2. to make the locus of responsibility for cacheable metadata (the person getting the deprecation because their metadata might be buggy) be the developer adding cacheable metadata (possibly in an alter hook), not the developer providing the form class.

If we require max-age=0 on every form, then every form class will enforce it based on the needs of their form, but people altering those forms and adding buggy cacheability data in alter hooks will get no help.

I think that this may all be getting too complicated, I'm not recommending we do this.

I'm not even sure we should provide any deprecations at all, but that is a question we can handle in the follow-up provided we decide now that we don't want to do anything more fancy to help form-alters.

tldr; I think it's good a committer considers this, but my recommendation is: commit the MR as it is now.

Ahh I see 📌 Deprecate not giving cacheability metadata to forms Needs work is open, fine for me to just add the capability with no deprecation here.
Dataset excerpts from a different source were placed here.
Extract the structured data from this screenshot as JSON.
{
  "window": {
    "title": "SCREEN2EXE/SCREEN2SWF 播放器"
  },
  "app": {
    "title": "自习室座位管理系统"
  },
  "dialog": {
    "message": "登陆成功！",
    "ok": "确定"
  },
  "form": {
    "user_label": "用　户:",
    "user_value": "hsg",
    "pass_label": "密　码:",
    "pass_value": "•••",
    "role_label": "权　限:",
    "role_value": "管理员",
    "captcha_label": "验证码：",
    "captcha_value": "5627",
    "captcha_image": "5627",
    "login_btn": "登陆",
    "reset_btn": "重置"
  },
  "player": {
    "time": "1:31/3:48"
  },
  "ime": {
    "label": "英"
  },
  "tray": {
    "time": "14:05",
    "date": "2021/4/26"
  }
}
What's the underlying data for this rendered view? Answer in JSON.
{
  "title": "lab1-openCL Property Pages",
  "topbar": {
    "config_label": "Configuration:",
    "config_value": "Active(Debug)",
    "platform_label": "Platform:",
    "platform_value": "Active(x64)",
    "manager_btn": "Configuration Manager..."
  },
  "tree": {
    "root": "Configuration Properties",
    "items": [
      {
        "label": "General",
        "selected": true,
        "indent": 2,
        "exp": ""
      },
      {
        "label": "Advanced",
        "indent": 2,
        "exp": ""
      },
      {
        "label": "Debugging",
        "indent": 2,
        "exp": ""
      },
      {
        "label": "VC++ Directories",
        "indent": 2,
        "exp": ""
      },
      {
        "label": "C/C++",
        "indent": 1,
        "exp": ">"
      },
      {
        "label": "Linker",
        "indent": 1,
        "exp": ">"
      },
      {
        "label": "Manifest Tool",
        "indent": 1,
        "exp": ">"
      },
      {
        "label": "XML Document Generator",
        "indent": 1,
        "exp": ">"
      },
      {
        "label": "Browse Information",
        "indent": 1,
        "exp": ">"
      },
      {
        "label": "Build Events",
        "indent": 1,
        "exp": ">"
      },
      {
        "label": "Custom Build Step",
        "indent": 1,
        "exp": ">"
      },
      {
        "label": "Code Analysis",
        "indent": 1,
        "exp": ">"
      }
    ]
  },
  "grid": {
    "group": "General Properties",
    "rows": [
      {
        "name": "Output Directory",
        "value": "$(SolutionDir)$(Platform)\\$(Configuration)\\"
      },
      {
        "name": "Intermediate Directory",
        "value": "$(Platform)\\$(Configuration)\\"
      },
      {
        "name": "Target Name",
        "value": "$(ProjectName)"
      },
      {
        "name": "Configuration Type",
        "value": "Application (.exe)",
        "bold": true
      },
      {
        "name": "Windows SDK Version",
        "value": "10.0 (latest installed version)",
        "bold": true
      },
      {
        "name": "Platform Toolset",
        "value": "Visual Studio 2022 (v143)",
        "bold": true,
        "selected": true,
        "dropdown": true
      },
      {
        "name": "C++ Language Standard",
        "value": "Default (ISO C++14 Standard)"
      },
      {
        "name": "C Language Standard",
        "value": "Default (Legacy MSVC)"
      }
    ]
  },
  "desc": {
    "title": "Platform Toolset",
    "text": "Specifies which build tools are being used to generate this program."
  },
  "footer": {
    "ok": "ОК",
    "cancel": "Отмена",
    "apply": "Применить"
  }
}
Left a couple of comments on the MR but leaving RTBC for now.

Yes, deprecation should rather be discussed in 📌 Deprecate not giving cacheability metadata to forms Needs work . I answered there.

Opened 🐛 Node form reliance on temp store for preview makes it uncacheable Postponed and added a suggestion to the MR.

For the one thread from @catch.

There was one failed test that's a known intermittent, see 🐛 [random test failure] Random test fail in EntityReferenceWidgetTest Active . I've just started a rerun.

smustgrave → changed the visibility of the branch 2578855-cacheabledependencyinterface to hidden.

smustgrave → changed the visibility of the branch 2578855-all-in-one-scope-creep to hidden.

smustgrave → changed the visibility of the branch 11.x to hidden.

Hiding patches and unused MRs for clarity

Re-ran failing test and confirmed it was random.

Feedback appears to be addressed but MR was moved to draft so will leave in review.

The MR was automatically put into draft by a fixup commit (I guess if I'd rebased with autosquash it wouldn't have), and I don't seem to have permission to remove the draft status; I'm not sure it makes a meaningful difference to the state of review of the code contained within however.

I think this is ready again.

Created a CR

I've updated the comments based on the most recent feedback.